Notice that your inserts are going to be “group by” to match your key.
For example:

CREATE EVENT some_report_day_event
ON SCHEDULE
EVERY 1 HOUR
COMMENT 'updates some_report_day hourly'
DO
REPLACE INTO some_report_day SELECT traffic_source_id, ad_id, affiliate_id, affiliates_key , DATE_FORMAT(NOW() ,'%Y-%m-%d') as date_time, SUM(impressions), SUM(hits), SUM(leads), SUM(cost), ROUND( SUM(leads) * 5 / SUM(cost) ,2) as ROI
FROM some_report_hour r
WHERE r.date_time BETWEEN DATE_FORMAT(NOW() ,'%Y-%m-%d 00:00:00') AND DATE_FORMAT(NOW() ,'%Y-%m-%d 23:59:59')
GROUP BY traffic_source_id, ad_id, affiliate_id, affiliates_key;

Now the reports that gather data per day and not per hour are going to be faster as they are going to be simple selects as well.

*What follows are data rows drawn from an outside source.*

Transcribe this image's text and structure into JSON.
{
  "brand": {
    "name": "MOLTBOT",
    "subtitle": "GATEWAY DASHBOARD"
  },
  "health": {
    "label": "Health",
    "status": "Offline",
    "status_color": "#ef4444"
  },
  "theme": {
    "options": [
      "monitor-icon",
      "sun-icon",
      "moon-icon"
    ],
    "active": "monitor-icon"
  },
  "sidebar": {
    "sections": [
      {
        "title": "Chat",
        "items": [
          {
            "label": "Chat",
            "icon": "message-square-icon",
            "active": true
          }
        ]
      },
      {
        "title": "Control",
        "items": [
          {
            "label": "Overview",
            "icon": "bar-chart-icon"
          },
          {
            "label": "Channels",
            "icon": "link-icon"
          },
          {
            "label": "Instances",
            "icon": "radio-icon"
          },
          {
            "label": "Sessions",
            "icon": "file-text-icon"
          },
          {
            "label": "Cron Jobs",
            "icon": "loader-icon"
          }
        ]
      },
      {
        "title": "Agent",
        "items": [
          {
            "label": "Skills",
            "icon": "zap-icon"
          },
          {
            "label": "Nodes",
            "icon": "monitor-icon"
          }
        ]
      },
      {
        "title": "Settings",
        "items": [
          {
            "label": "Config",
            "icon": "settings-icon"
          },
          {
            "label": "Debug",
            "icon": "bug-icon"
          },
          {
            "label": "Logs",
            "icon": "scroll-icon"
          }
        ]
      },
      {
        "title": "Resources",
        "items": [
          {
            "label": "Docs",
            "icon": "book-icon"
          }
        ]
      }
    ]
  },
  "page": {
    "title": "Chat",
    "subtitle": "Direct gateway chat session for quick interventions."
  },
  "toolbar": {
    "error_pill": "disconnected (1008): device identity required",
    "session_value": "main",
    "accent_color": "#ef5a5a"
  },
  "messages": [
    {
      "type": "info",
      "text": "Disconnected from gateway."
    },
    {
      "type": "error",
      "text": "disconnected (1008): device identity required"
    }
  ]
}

So the data is much like the following:

+-------------------+-------+--------------+----------------+------------+-------------+---------+-------+-----------+------+
| traffic_source_id | ad_id | affiliate_id | affiliates_key | date_time | impressions | hits | leads | cost | roi |
+-------------------+-------+--------------+----------------+------------+-------------+---------+-------+-----------+------+
| 100 | 2343 | 9839 | SomeID | 2012-02-14 | 543232 | 44316 | 458 | 100000.00 | 0.02 |
| 100 | 2343 | 9839 | SomeID2 | 2012-02-14 | 89832 | 24916 | 2458 | 100000.00 | 0.12 |
| 100 | 4343 | 9839 | SomeID | 2012-02-14 | 89832 | 44916 | 22458 | 100000.00 | 1.12 |
| 100 | 4343 | 9839 | SomeID2 | 2012-02-14 | 93332 | 34716 | 23438 | 100000.00 | 1.17 |
| 100 | 5343 | 9839 | SomeID | 2012-02-14 | 1239832 | 2344916 | 2538 | 100000.00 | 0.13 |
+-------------------+-------+--------------+----------------+------------+-------------+---------+-------+-----------+------+

You can continue this concept for monthly and yearly data.
You could also build summary tables broken down by affiliate_id and day for example.
It really depends on what your after. Just remember data is never deleted but just copied into summary table for ease of use and speed.

This is a very simple example but hopefully it gets you thinking and started on how you can summarize your data easily.